At Kwajalein we were sent off alone to Majuro for a couple weeks of picket duty. This entailed a daily run out of the lagoon and then around the atoll to a point overflown each afternoon by a transport plane. If the plane ditched, we would try to be of help. When it winged safely away in the distance, we returned to the lagoon, anchored close to a fine little beach, sent part of the crew ashore with steaks and Iron City beer (prior to my arrival on board, someone had traded the contents of our forward ammunition locker to another ship for an equal volume of beer), and enjoyed that corner of paradise for as long as the duty lasted.
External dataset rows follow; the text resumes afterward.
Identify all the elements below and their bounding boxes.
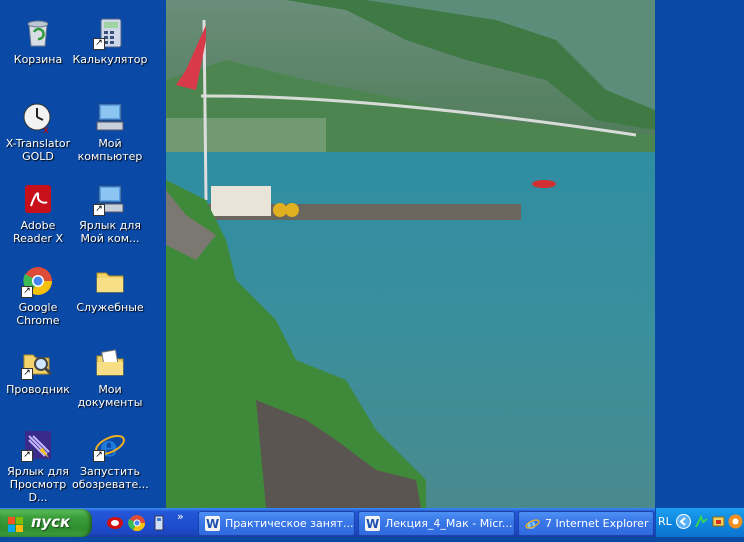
desktop-icon-calculator[interactable]: ↗ Калькулятор xyxy=(72,16,148,96)
start-button[interactable]: пуск xyxy=(0,509,92,537)
shortcut-arrow-icon: ↗ xyxy=(21,450,33,462)
desktop-icon-viewer-shortcut[interactable]: ↗ Ярлык для Просмотр D... xyxy=(0,428,76,508)
start-label: пуск xyxy=(31,513,71,531)
shortcut-arrow-icon: ↗ xyxy=(93,450,105,462)
desktop-icon-label: X-Translator GOLD xyxy=(5,137,71,163)
svg-text:e: e xyxy=(527,517,536,531)
desktop-icon-label: Запустить обозревате... xyxy=(72,465,149,491)
desktop-icon-my-computer-shortcut[interactable]: ↗ Ярлык для Мой ком... xyxy=(72,182,148,262)
svg-text:x: x xyxy=(43,125,49,134)
desktop-icon-my-documents[interactable]: Мои документы xyxy=(72,346,148,426)
viewer-shortcut-icon: ↗ xyxy=(21,428,55,462)
desktop-icon-google-chrome[interactable]: ↗ Google Chrome xyxy=(0,264,76,344)
shortcut-arrow-icon: ↗ xyxy=(93,38,105,50)
taskbar-button-label: Лекция_4_Мак - Micr... xyxy=(385,517,513,530)
adobe-reader-icon xyxy=(21,182,55,216)
tray-update-icon[interactable] xyxy=(728,514,743,529)
internet-explorer-icon: e ↗ xyxy=(93,428,127,463)
wallpaper-lake-photo xyxy=(166,0,655,508)
quicklaunch-chrome-icon[interactable] xyxy=(128,514,146,532)
taskbar-button-lecture[interactable]: W Лекция_4_Мак - Micr... xyxy=(358,511,515,536)
my-computer-icon xyxy=(93,100,127,134)
chrome-icon: ↗ xyxy=(21,264,55,298)
desktop-icon-label: Калькулятор xyxy=(72,53,148,66)
desktop-icon-label: Корзина xyxy=(13,53,63,66)
desktop-icon-my-computer[interactable]: Мой компьютер xyxy=(72,100,148,180)
tray-network-icon[interactable] xyxy=(694,514,709,529)
quicklaunch-app-icon[interactable] xyxy=(150,514,168,532)
x-translator-icon: x xyxy=(21,100,55,136)
windows-logo-icon xyxy=(8,515,24,532)
desktop: Корзина ↗ Калькулятор x X-Translator GOL… xyxy=(0,0,744,508)
recycle-bin-icon xyxy=(21,16,55,50)
quicklaunch-translator-icon[interactable] xyxy=(106,514,124,532)
tray-security-icon[interactable] xyxy=(711,514,726,529)
taskbar-button-practical[interactable]: W Практическое занят... xyxy=(198,511,355,536)
explorer-icon: ↗ xyxy=(21,346,55,380)
taskbar: пуск » W Практическое занят... W Лекция_… xyxy=(0,508,744,537)
word-icon: W xyxy=(365,516,380,531)
quicklaunch-overflow-chevron[interactable]: » xyxy=(177,510,184,523)
shortcut-arrow-icon: ↗ xyxy=(21,368,33,380)
my-documents-icon xyxy=(93,346,127,380)
desktop-icon-explorer[interactable]: ↗ Проводник xyxy=(0,346,76,426)
desktop-icon-label: Ярлык для Мой ком... xyxy=(79,219,141,245)
folder-icon xyxy=(93,264,127,298)
desktop-icon-label: Google Chrome xyxy=(16,301,60,327)
desktop-icon-recycle-bin[interactable]: Корзина xyxy=(0,16,76,96)
shortcut-arrow-icon: ↗ xyxy=(93,204,105,216)
svg-text:W: W xyxy=(366,517,379,531)
desktop-icon-label: Мои документы xyxy=(77,383,143,409)
calculator-icon: ↗ xyxy=(93,16,127,50)
shortcut-arrow-icon: ↗ xyxy=(21,286,33,298)
taskbar-button-label: Практическое занят... xyxy=(225,517,354,530)
desktop-icon-label: Проводник xyxy=(6,383,70,396)
taskbar-button-label: 7 Internet Explorer xyxy=(545,517,649,530)
system-tray: RL xyxy=(655,508,744,537)
desktop-icon-utilities-folder[interactable]: Служебные xyxy=(72,264,148,344)
desktop-icon-x-translator[interactable]: x X-Translator GOLD xyxy=(0,100,76,180)
desktop-icon-internet-explorer[interactable]: e ↗ Запустить обозревате... xyxy=(72,428,149,508)
desktop-icon-label: Мой компьютер xyxy=(77,137,143,163)
my-computer-shortcut-icon: ↗ xyxy=(93,182,127,216)
desktop-icon-adobe-reader[interactable]: Adobe Reader X xyxy=(0,182,76,262)
taskbar-button-internet-explorer[interactable]: e 7 Internet Explorer xyxy=(518,511,654,536)
word-icon: W xyxy=(205,516,220,531)
desktop-icon-label: Служебные xyxy=(76,301,144,314)
desktop-icon-label: Adobe Reader X xyxy=(13,219,63,245)
internet-explorer-icon: e xyxy=(525,516,540,533)
svg-text:W: W xyxy=(206,517,219,531)
language-indicator[interactable]: RL xyxy=(658,515,672,528)
tray-back-arrow-icon[interactable] xyxy=(676,514,691,529)
desktop-icon-label: Ярлык для Просмотр D... xyxy=(7,465,69,504)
On the final day of exquisite R & R, I plotted a course to Pearl, and, in late afternoon, we exited Majuro lagoon for the last time. In the late evening, I turned the conn over to the officer of the deck (OOD) and turned in. Anguished cries of, "Captain, Captain, the lookout sees breakers dead ahead!" launched me from my bunk and up to the pilothouse in my skivvies. By then no one was seeing breakers any more, including the radarman. I had the OOD slow to bare steerageway, then hastened to the chart to scrutinize the course line I had plotted. I was stunned to see that it passed through a tiny stippled circle marking a shallow reef. A quick plot of distance traveled put us there.
Up on the flying bridge, we all checked for any sign of a reef. Seeing none, I decided my safest course was to go back on the reciprocal of our track, rather than risking going aground in any other direction. We executed a Williamson turn, went back at slow speed for an hour, then northerly for an hour, then back to our original course and speed. As I hit the sack, the ship began to bounce around with increasing wind and waves, but I had no trouble getting right to sleep.
"Captain,Captain, water is coming into the forward crew’s quarters!"
"Good grief, we found the reef," was all I could think. Up forward, water was, indeed, pouring into one of the top bunks of the tiers of three. Thank goodness it wasn’t coming from a holed hull! On the deck above, we found that a small four-legged ammunition locker welded to the deck had been partly carried away by the green water slamming into it. We turned stern to the waves and coasted along at slow speed until our welder could seal the holes and tack the locker back down.
The rest of the night was uneventful. But after a week went by, I couldn’t help but wonder where we really were. I took sights of everything I could see at morning, noon, and night. I also plotted fixes and DR tracks, and it all looked right as our track came closer to the spot on the chart labeled Oahu. But were we really where that track said? I’m sure others were wondering the same thing: did this j.g. really know what he was doing?
Finally there came that evening when we anticipated landfall. I plotted ahead and determined that at about 0200 the next morning we would see a certain light pattern about 10° off the starboard bow. I put it in the night order book and went to bednot to sleep, but to wait. . . and wait.
"Captain, Captain, it’s right where you said it would be, when you said it would be!"
"Well, what do you know about that," I said to myself as I turned over for a good snooze before taking the conn for that familiar run into Pearl Harbor.
Fred Jones is a retired wildlife biologist who recently published a book with his wife. He lives in Cool, Calif.